The proposals have a laudable aim: to ensure that fewer people are detained involuntarily and that more people get better care, closer to home. But legislation is not enough; we need a significant culture shift across the whole health and care system. The medical model works well for cancer or infectious diseases, with its emphasis on treating symptoms. Serious mental illness is different; a focus on the social construct of recovery is key.

Everybody wants to live a meaningful life in their own home and to belong in their community, and the public discourse in recognising the dangers of loneliness is getting ahead of the legislative framework. In some hospitals today, there are still examples of the dehumanising culture that we associate with the past. My own research with social anthropologist, the late Dr Jane Hubert, evidenced some of this in a mental handicap hospital in the 1990s. Even though government policy demands personalised care, it is little understood. There have been too many recent high-profile cases where in-patient care has failed people and their families, and the Covid backlog has worsened already unacceptable barriers in access to health and social care for people of all ages who live with learning disabilities and/or autism.

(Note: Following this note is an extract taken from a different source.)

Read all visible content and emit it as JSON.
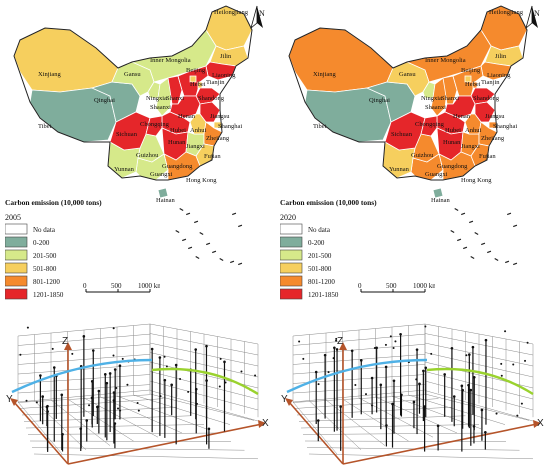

Research by the Disabled Children’s Partnership identified a disproportionate impact of the pandemic on families with disabled children. In a May 2020 survey, 76% of families with disabled children said that the vital care and support they relied on had stopped altogether, leaving parents and young siblings taking on all care responsibilities around the clock, and in June 2021, the majority of disabled children were still unable to access pre-pandemic levels of therapies and health services. The SEND Green Paper has the tagline “Right support, right place, right time”. Practically, this means addressing everyday social and relational issues and developing meaningful community-based mental health support. Mental health support is needed in all schools. A distressed child cannot learn and there is much to be distressed about.

The Mental Health Act was last updated in 2007, but in many ways it still maintains its roots in the original Act of 1959. Since its last update in 2007, other legislation also impacts on the treatment of those with severe mental illness, people with learning disabilities and autistic people, including the Mental Capacity Act 2005, the Autism Act 2009, the Equality Act 2010, the Care Act 2014 and now the Health and Care Act 2022 and the Down Syndrome Act. I am hopeful about the impact of the commitments in the Health and Care Act to introduce a learning disability and autism lead for each integrated care board, and the requirement to make training mandatory for all health and social care staff on autism and learning disabilities. This reform of the Mental Health Act will also need to work hand in hand with the NHS long-term plan, and with the eagerly awaited “building the right support” action plan.

The reform of the Mental Health Act is an important opportunity for modernisation towards least restrictive practice that prioritises dignity and respect, while facilitating access to personalised mental health care in the community and, if admission is needed, ensuring that it has a clear therapeutic aim. The reforms announced in the gracious Speech have important implications for the freedoms and care of people with learning disabilities and autistic people, as well as people with serious mental illness.